Banks like them because the money is locked in for the duration of the certificate, guaranteeing that the depositor’s money will be available for them to make loans until the certificate matures.

CDs are considered one of the safest types of savings accounts. Certificates purchased through an FDIC-insured bank are protected by the same $250,000 guarantee as checking and savings accounts.

Treasuries

Government Treasury bonds are considered the safest investment on the planet. All Treasuries are guaranteed by the Federal government. Not only do banks hold Treasuries as assets, but central banks worldwide hold large amounts as part of their reserves. The US government issues three classes of Treasuries:

  • Treasury Bills (T-Bills) are issued in maturities of 4, 8, 13, 17, 26, and 52 weeks.
  • Treasury Notes (T-Notes) are issued in maturities of 2, 3, 5, 7, and 10 years.
  • Treasury Bonds (T-Bonds) are issued in maturities of 20 and 30 years.

All Treasuries are issued in increments of $100.

T-Bills

Treasury bills are issued in maturities of 4, 8, 13, 17, 26, and 52 weeks. They are sold at a discount to face value (par) and pay out the face value at maturity. This discount sets the interest rate paid. This means T-bills don’t pay anything to the holder until maturity, unlike T-notes or “long bonds.”.

T-Notes

Treasury notes are issued in maturities of 2, 3, 5, 7, and 10 years. The difference in yields between the 2-year and 10-year notes (yield curve) is considered a major bellwether of the US economy. T-notes pay interest semi-annually and return face value at maturity.

The yield on T-notes and bonds is set at auction.
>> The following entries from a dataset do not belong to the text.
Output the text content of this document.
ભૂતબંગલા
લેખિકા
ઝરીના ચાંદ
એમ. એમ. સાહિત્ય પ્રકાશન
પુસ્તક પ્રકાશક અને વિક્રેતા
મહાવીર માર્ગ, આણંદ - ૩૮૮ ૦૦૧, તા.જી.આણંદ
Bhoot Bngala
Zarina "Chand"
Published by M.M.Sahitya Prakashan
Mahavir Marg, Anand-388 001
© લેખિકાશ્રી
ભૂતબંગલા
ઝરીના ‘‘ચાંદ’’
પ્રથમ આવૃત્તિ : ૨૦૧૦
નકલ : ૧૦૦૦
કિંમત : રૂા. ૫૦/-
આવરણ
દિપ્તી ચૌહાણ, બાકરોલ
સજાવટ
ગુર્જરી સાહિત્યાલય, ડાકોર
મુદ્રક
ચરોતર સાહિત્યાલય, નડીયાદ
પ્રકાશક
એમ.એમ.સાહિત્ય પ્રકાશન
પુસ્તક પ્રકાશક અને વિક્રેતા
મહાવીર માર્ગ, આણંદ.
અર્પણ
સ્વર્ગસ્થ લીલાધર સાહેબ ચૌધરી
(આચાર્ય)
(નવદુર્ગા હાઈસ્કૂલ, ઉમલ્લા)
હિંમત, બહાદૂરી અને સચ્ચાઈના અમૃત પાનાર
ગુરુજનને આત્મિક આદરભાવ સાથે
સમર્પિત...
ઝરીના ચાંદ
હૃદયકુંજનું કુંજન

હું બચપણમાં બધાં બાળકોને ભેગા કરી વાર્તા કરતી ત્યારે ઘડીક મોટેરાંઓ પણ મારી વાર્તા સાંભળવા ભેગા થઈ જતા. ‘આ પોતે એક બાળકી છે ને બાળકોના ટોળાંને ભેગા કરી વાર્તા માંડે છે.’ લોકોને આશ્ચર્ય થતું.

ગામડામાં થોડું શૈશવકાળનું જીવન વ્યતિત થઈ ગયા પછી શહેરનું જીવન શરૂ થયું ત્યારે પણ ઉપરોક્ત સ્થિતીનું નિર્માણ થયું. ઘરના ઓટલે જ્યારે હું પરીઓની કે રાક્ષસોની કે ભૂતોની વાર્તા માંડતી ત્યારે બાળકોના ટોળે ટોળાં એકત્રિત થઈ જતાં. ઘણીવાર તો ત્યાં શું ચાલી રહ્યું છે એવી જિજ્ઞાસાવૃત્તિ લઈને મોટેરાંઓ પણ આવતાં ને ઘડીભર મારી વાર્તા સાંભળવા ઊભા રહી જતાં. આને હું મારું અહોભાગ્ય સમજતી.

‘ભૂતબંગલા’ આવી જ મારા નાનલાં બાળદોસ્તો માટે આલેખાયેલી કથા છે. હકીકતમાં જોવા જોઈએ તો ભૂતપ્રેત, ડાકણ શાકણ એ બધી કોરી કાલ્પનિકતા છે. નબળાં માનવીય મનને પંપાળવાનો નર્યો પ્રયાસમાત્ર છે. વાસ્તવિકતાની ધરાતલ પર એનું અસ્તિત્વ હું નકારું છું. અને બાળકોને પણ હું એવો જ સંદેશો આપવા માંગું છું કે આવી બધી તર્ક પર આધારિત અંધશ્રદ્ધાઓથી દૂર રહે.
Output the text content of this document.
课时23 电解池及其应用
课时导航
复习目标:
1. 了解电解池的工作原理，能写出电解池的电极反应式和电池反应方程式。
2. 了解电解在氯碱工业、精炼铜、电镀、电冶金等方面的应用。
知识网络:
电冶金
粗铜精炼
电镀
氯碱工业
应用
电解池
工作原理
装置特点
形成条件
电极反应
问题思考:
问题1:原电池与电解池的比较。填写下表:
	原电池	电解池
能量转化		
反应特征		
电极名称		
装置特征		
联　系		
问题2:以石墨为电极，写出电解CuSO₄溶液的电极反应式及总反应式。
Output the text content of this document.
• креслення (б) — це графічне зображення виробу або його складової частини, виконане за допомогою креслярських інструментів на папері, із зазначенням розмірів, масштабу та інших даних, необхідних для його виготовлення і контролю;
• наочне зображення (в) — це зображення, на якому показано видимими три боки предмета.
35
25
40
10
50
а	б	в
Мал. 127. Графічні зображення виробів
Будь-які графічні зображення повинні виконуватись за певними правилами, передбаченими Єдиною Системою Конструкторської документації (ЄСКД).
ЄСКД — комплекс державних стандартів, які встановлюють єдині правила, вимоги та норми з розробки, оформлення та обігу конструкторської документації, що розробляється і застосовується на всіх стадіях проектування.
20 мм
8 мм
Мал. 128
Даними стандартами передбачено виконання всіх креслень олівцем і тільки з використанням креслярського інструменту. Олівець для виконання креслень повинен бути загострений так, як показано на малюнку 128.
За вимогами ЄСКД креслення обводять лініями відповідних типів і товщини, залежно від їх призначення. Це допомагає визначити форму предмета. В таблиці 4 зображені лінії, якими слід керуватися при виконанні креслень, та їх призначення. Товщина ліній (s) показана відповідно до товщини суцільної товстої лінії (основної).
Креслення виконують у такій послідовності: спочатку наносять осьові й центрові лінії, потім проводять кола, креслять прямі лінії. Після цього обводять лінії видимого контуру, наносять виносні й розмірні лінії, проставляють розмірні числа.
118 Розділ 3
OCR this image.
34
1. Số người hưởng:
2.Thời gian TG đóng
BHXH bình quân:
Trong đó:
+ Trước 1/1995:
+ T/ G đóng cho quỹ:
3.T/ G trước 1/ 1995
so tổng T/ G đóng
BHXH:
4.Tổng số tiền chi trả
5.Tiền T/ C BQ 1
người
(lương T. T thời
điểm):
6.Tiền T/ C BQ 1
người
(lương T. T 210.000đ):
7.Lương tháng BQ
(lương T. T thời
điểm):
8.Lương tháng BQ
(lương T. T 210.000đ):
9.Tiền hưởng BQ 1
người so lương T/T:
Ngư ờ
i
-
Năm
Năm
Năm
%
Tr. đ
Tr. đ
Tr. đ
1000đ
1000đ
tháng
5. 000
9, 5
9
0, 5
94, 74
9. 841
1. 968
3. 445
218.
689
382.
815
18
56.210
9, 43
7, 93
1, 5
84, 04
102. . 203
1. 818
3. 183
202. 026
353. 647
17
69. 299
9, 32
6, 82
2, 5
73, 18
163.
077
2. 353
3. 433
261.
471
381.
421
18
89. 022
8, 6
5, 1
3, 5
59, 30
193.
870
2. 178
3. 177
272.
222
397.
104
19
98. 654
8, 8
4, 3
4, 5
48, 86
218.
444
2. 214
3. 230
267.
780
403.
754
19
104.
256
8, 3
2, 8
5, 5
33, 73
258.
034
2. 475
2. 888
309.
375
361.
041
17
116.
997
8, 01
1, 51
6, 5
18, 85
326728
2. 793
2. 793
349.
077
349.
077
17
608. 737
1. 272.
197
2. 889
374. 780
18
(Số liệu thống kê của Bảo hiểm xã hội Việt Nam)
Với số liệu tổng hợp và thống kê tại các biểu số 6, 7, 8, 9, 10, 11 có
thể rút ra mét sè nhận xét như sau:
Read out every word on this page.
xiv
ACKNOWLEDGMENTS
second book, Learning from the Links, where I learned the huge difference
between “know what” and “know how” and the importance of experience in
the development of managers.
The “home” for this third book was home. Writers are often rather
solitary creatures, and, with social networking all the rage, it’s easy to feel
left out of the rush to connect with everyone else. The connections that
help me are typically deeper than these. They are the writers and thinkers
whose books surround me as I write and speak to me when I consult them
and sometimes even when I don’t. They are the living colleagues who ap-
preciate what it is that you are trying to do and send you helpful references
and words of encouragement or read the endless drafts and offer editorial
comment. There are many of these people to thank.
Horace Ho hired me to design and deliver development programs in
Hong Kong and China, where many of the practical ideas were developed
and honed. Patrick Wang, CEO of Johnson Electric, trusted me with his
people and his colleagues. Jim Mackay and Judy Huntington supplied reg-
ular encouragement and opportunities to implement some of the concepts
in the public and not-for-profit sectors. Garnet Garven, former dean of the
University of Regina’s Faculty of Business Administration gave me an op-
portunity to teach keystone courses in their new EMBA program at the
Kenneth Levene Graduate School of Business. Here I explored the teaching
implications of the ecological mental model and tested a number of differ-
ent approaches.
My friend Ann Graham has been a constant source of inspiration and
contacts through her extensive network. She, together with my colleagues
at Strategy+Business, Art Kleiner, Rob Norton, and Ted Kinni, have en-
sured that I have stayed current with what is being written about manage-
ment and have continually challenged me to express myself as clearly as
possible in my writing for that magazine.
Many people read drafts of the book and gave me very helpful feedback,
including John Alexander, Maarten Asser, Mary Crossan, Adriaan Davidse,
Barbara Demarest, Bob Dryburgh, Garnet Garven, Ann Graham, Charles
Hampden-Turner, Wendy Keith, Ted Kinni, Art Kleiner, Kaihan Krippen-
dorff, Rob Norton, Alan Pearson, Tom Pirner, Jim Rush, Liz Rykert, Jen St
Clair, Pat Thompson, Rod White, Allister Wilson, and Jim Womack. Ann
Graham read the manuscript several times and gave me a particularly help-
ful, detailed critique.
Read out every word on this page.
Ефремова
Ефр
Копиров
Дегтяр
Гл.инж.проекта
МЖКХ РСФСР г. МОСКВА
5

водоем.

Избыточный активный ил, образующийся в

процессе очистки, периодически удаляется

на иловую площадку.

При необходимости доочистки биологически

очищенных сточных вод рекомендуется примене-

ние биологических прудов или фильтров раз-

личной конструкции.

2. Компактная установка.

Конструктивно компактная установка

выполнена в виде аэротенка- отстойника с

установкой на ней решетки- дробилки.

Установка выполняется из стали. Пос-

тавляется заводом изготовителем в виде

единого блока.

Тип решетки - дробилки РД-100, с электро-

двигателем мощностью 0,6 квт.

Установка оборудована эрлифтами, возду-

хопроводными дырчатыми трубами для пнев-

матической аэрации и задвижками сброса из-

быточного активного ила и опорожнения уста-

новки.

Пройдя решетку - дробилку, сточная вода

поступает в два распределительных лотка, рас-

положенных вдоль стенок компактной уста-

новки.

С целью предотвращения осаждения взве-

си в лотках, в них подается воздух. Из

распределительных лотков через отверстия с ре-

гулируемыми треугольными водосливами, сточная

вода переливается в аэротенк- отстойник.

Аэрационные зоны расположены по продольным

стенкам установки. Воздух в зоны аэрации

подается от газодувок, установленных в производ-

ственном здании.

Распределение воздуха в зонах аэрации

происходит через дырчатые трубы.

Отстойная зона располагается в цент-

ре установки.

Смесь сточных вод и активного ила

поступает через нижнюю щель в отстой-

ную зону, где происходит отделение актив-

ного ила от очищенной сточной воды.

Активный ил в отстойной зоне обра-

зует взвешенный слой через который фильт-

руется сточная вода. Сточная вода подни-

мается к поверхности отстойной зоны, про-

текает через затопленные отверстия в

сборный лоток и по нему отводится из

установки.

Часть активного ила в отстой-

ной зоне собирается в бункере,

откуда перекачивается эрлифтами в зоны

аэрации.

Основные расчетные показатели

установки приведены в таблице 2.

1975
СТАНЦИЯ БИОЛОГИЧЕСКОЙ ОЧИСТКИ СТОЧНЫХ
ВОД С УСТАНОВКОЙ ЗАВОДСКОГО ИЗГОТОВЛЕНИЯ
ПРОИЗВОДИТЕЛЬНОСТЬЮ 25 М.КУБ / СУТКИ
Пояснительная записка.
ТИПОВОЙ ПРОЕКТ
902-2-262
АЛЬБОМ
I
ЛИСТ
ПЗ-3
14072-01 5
This yield can result in the notes or bonds being sold at, below, or above par. The difference between the interest rate set by the Treasury before the auction and the winning yield offer determines the price at which the notes or bonds are sold.

  • If the yield to maturity is greater than the set interest rate, the Treasuries will be sold below par.
  • If the yield to maturity equals the set interest rate, the Treasuries will be sold at par.
  • If the yield to maturity is less than the set interest rate, the Treasuries will be sold above par.
  • In any case, the semiannual payments are based on the interest rate set by the Treasury Department before the auction began.

The yield on the 10-year T-note is used as a benchmark for many financial products, including mortgages, loans, and corporate bonds. It is also used as a measure of the health of the US economy.

T-Bonds

Treasury bonds, aka “long bonds” are issued in maturities of 20 or 30 years. They are otherwise identical to Treasury notes.

TIPS Bonds

TIPS (Treasury Inflation-Protected Securities) are government bonds issued with maturities of 5, 10, or 30 years. Unlike regular Treasuries, the principal on TIPS adjusts semiannually to account for inflation, as measured by CPI. The semiannual interest payments are based on the adjusted principal.

If inflation has risen in the previous six months, the principal is adjusted higher. If inflation has fallen, the principal is reduced. TIPS bonds will pay at par or the adjusted principal at maturity, whichever is larger.